Self-pity And The Role Of The Victim

There is a fine line between self-pity and falling into the role of a victim. What can you do to prevent it? Setting clear goals can help.

There are some differences between self-compassion and the role of the victim, but depending on your attitude, these can be almost synonymous and hurt you greatly.

According to the Dictionary of the French language, self-compassion is compassion towards oneself, compassion being defined as a: “feeling of sadness, tenderness and identification with someone’s ills”.

As professionals such as author Jack Kornfield point out, compassion arises from the awareness that you are interconnected with all things and that it is part of your innermost nature.

In this sense, self-compassion can be positive because it involves being warm to yourself, instead of criticizing yourself strongly when you don’t do things right.

This is why professionals Simón and Germer, focusing on the self-compassion of mindfulness and the Buddhist conception, define it as:

So what’s wrong with that?

Self-pity and the role of the victim

Instead of taking self-pity as a way to avoid being hard on yourself and pushing yourself to do your best, it might lead you to take on the role of victim.
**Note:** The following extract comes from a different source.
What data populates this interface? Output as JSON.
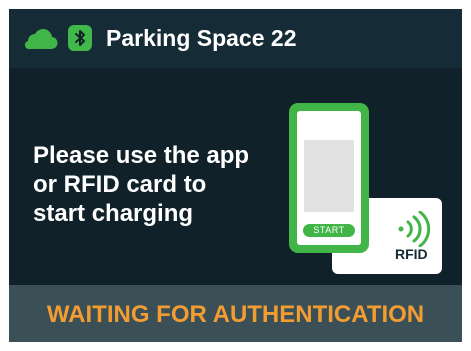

Falling into the role of victim can lead you to behave irresponsibly, to have attitudes of avoidance or passivity in the face of problems. Those who take on the role of victim may blame others for their problems.

The problem that self-pity can lead you to, by not realizing how you come to terms with your difficulties, is positioning yourself as victims and preventing yourself from moving forward in life.

Self-compassion can lead to the role of the victim.
Self-compassion can be positive in that it helps you be kind to yourself when you are having a hard time. However, sometimes it puts you in the role of a victim.

Why does the feeling of self-pity arise?

People who have too much self-compassion and whose behaviors end up victimizing them for anything tend to have low self-esteem and don’t feel empowered enough to solve problems.

For this reason, these people most of the time live in pain and expect others to solve everything for them. Obviously, people who take on the role of victim end up moving away from success, unable to overcome challenges and achieve goals.

Those who have constant self-pity can end up becoming eternal victims who blame God, neighbors, luck, life, partner, co-workers or whoever, for their situation. If you see yourself as weak, helpless, you will ultimately never be able to take full control of your life.

What is the root of this feeling?

Many people feel sorry for themselves and thus assume the roles of victims because since childhood they have only received limiting messages from their parents, such as:

  • “Poor thing, right now he can’t do his homework.”
  • “Poor kid, he’s not doing well. “
  • “Bad things always happen to him. “
  • “What fault does he have for what happened”, among others.

Of course, children listen to these types of messages and gradually internalize them until they become part of their repertoire during adulthood.

Another reason could be that a child sees from an early age how his mother or father is victimizing himself and blames everything on others. Subsequently, the child ends up imitating this attitude.

If a child has also been a real victim of some type of abuse, it can affect the rest of his life if he does not consciously do a job in therapy.

The role of the victim is put in place from childhood.
In many cases, the role of victim begins with behaviors learned during childhood. For example, it is common in children whose parents tend to victimize themselves.

What to do to avoid falling into the role of victim?

  • Be aware. Keep in mind that this feeling will only lead to you blocking yourself and limiting all of your abilities and potentials.
  • Stop trying to find the source of your problems. At this point, if the important thing is to change, it doesn’t matter how it all started, because you could fall into the eternal circle of culprit searches.
  • Avoid complaining. And so see the bright side. But most importantly, start by looking at all that you have in life and be grateful for it.
  • Leave pity. Stop trying to get the attention of others and acknowledge your responsibility instead.
  • Start solving your problems. Stop delegating tasks to others. Remember, the more you allow others to act on the issues you are in, the more you let go of control.
  • Act like an adult person. Keep in mind that you are no longer a helpless child in need of parental protection. You are an adult person, with responsibilities.
  • Set goals for yourself. Go ahead with determination.

Everything that happened yesterday is in the past, give up self-pity and the role of eternal victim. Today is a new day and you can start living in a completely different way. Take control of your life and see how far you can go. It is never late!